One thing leads to another, and an essay in "Skin" led me to seeking out and obtaining a copy of Samuel R. Delaney's "Babel-17". Now, why didn't I read this sooner?

18 December 2000

Southernfriedqueers

Our Wednesday night study group is turning into a southern themed potluck. It's not quite the time for fried green tomatoes, so I'm going to have to do some thinking with another co-conspirator about "what to bring".

18 December 2000

I like the way...

I like the way that Drew has organised his web diary. That's why I changed the look of this page a little.

17 December 2000

Skindeep

Like my friend Drew, I've been reading Dorothy Allison's book of essays, "Skin". A BIG THANK YOU is due our friend Pattie for the recommendation and for the initiative to set up the queer study group which begins this coming Wednesday.
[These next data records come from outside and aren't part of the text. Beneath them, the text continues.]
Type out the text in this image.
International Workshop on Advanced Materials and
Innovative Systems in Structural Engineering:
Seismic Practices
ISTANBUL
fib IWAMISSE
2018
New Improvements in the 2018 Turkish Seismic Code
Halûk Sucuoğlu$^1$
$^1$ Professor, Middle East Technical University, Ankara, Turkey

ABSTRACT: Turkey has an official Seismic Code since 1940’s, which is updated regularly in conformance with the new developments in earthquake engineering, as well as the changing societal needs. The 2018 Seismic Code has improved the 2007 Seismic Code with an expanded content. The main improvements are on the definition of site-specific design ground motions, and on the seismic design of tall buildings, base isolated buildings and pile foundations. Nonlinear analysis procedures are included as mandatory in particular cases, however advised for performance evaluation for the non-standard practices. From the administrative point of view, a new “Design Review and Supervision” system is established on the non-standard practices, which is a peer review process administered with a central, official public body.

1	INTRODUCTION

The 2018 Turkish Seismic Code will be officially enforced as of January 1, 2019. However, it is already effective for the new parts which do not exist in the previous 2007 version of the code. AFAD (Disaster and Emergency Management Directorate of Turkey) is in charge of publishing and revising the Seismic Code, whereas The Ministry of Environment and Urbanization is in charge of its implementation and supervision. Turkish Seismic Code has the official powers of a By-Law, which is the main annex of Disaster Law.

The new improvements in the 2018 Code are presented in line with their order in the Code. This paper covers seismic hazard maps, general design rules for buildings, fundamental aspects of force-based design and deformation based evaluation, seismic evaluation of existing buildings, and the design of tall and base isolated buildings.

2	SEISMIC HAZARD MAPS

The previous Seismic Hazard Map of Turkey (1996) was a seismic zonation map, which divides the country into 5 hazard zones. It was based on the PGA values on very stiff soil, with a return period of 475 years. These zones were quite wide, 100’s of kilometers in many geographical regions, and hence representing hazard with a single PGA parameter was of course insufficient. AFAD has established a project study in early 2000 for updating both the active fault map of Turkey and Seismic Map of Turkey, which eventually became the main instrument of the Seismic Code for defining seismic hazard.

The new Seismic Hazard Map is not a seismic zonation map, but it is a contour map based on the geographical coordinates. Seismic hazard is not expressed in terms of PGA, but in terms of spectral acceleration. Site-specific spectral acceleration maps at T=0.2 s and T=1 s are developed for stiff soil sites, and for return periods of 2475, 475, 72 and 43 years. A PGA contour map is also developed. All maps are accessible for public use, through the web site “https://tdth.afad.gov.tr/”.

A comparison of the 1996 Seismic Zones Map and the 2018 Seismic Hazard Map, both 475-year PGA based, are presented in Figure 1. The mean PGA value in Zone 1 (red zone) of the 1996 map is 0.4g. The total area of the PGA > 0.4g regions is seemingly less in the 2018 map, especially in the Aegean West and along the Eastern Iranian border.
I am in total awe of the consistent way in which Dorothy Allison's writing speaks to my own feelings and experience of shame and sexuality. I am moved when she writes:

"I am certain that none of us wants to live with the fear, the sense of loss, betrayal, and risk that I worry at all the time. I know that many of us want...the ability to love without fear of betrayal, the confidence that we can expose our most hidden selves and not have the women we love literally disappear from our lives. I know, too, that we cannot inhabit that safe ground easily. If we are not to sacrifice some part of ourselves or our community, we will have to go through the grief, the fear of exposure, and struggle, with only a thin layer of trust that we will emerge whole and unbroken. I know of no other way to do this than to start by saying, I will give up nothing. I will give up no one."

15 December 2000

Mamasong

Since my last therapy session, I've been trying to imagine a conversation with my mama, discussing how she felt about the first - and only time - she caught me wearing her clothes. At the time, she was really upset...but she never said anything else to me about the incident. Of course, I just became more careful.

Just what would it have been like to say to my own mama (who died of ovarian cancer the year after JFK died), "Mama, I am queer." Or to say, "I want to be just like you, mama."

Dorothy Allison writes:

"Our lives are not small. Our lives are all we have, and death changes everything. The story ends, another begins. The long work of life is learning the love for the story, the novels we live out and the characters we become....Disappeared, anonymous, the story we might have told then remade. She has become legend, I human in grief, and full of the need to grab what I can and hold on, to remake death and begin another tale."

As for me, I especially miss my mama today, right now.